Sparse Tensors in MLIR

Hi Arun,

Note that there is already a lowering to library calls (mainly cuSPARSE, but any external sparse library in principle). The MLIR sparsifier has two ways of generating GPU code, which we call “codegen” and “libgen”. Both paths can be found in SparseGPUCodegen.cpp:

“codegen”: populateSparseGPUCodegenPatterns
“libgen”: populateSparseGPULibgenPatterns

Both paths are there for experimentation: the direct codegen path that converts outermost parallel loops to kernel methods, and the libgen path that converts common operation (SpMV, SpMM, spGEMM, 2:4 SpMM, SDDMM) into GPU specific ops that are lowered into library calls later. You can find that in e.g.
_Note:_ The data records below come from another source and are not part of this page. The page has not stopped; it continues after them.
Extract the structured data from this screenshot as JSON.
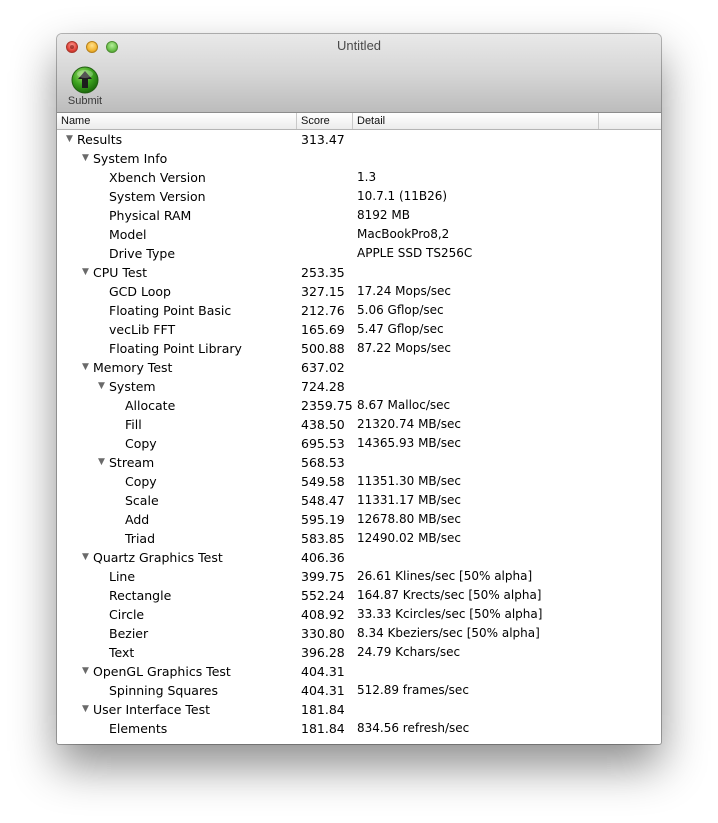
{
  "window": {
    "title": "Untitled",
    "toolbar": {
      "submit_label": "Submit",
      "submit_icon": "green-up-arrow-icon"
    }
  },
  "table": {
    "columns": {
      "name": "Name",
      "score": "Score",
      "detail": "Detail"
    },
    "rows": [
      {
        "name": "Results",
        "score": "313.47",
        "detail": "",
        "level": 0,
        "expandable": true,
        "expanded": true
      },
      {
        "name": "System Info",
        "score": "",
        "detail": "",
        "level": 1,
        "expandable": true,
        "expanded": true
      },
      {
        "name": "Xbench Version",
        "score": "",
        "detail": "1.3",
        "level": 2,
        "expandable": false
      },
      {
        "name": "System Version",
        "score": "",
        "detail": "10.7.1 (11B26)",
        "level": 2,
        "expandable": false
      },
      {
        "name": "Physical RAM",
        "score": "",
        "detail": "8192 MB",
        "level": 2,
        "expandable": false
      },
      {
        "name": "Model",
        "score": "",
        "detail": "MacBookPro8,2",
        "level": 2,
        "expandable": false
      },
      {
        "name": "Drive Type",
        "score": "",
        "detail": "APPLE SSD TS256C",
        "level": 2,
        "expandable": false
      },
      {
        "name": "CPU Test",
        "score": "253.35",
        "detail": "",
        "level": 1,
        "expandable": true,
        "expanded": true
      },
      {
        "name": "GCD Loop",
        "score": "327.15",
        "detail": "17.24 Mops/sec",
        "level": 2,
        "expandable": false
      },
      {
        "name": "Floating Point Basic",
        "score": "212.76",
        "detail": "5.06 Gflop/sec",
        "level": 2,
        "expandable": false
      },
      {
        "name": "vecLib FFT",
        "score": "165.69",
        "detail": "5.47 Gflop/sec",
        "level": 2,
        "expandable": false
      },
      {
        "name": "Floating Point Library",
        "score": "500.88",
        "detail": "87.22 Mops/sec",
        "level": 2,
        "expandable": false
      },
      {
        "name": "Memory Test",
        "score": "637.02",
        "detail": "",
        "level": 1,
        "expandable": true,
        "expanded": true
      },
      {
        "name": "System",
        "score": "724.28",
        "detail": "",
        "level": 2,
        "expandable": true,
        "expanded": true
      },
      {
        "name": "Allocate",
        "score": "2359.75",
        "detail": "8.67 Malloc/sec",
        "level": 3,
        "expandable": false
      },
      {
        "name": "Fill",
        "score": "438.50",
        "detail": "21320.74 MB/sec",
        "level": 3,
        "expandable": false
      },
      {
        "name": "Copy",
        "score": "695.53",
        "detail": "14365.93 MB/sec",
        "level": 3,
        "expandable": false
      },
      {
        "name": "Stream",
        "score": "568.53",
        "detail": "",
        "level": 2,
        "expandable": true,
        "expanded": true
      },
      {
        "name": "Copy",
        "score": "549.58",
        "detail": "11351.30 MB/sec",
        "level": 3,
        "expandable": false
      },
      {
        "name": "Scale",
        "score": "548.47",
        "detail": "11331.17 MB/sec",
        "level": 3,
        "expandable": false
      },
      {
        "name": "Add",
        "score": "595.19",
        "detail": "12678.80 MB/sec",
        "level": 3,
        "expandable": false
      },
      {
        "name": "Triad",
        "score": "583.85",
        "detail": "12490.02 MB/sec",
        "level": 3,
        "expandable": false
      },
      {
        "name": "Quartz Graphics Test",
        "score": "406.36",
        "detail": "",
        "level": 1,
        "expandable": true,
        "expanded": true
      },
      {
        "name": "Line",
        "score": "399.75",
        "detail": "26.61 Klines/sec [50% alpha]",
        "level": 2,
        "expandable": false
      },
      {
        "name": "Rectangle",
        "score": "552.24",
        "detail": "164.87 Krects/sec [50% alpha]",
        "level": 2,
        "expandable": false
      },
      {
        "name": "Circle",
        "score": "408.92",
        "detail": "33.33 Kcircles/sec [50% alpha]",
        "level": 2,
        "expandable": false
      },
      {
        "name": "Bezier",
        "score": "330.80",
        "detail": "8.34 Kbeziers/sec [50% alpha]",
        "level": 2,
        "expandable": false
      },
      {
        "name": "Text",
        "score": "396.28",
        "detail": "24.79 Kchars/sec",
        "level": 2,
        "expandable": false
      },
      {
        "name": "OpenGL Graphics Test",
        "score": "404.31",
        "detail": "",
        "level": 1,
        "expandable": true,
        "expanded": true
      },
      {
        "name": "Spinning Squares",
        "score": "404.31",
        "detail": "512.89 frames/sec",
        "level": 2,
        "expandable": false
      },
      {
        "name": "User Interface Test",
        "score": "181.84",
        "detail": "",
        "level": 1,
        "expandable": true,
        "expanded": true
      },
      {
        "name": "Elements",
        "score": "181.84",
        "detail": "834.56 refresh/sec",
        "level": 2,
        "expandable": false
      }
    ]
  }
}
GPUToLLVMConversion.cpp with wrappers in CudaRuntimeWrappers.cpp.

You can enable the libgen path as follows (for any nonzero value, the codegen path is taken):

--sparse-gpu-codegen="num-threads=0"

You can find more information and examples in this prior GPU posting.

Overall, I think the libgen path performs much better, since codegen never took off. So you are of course welcome to improve either the codegen or libgen path (or both), but please don’t add libgen to codegen, that would break the underlying design.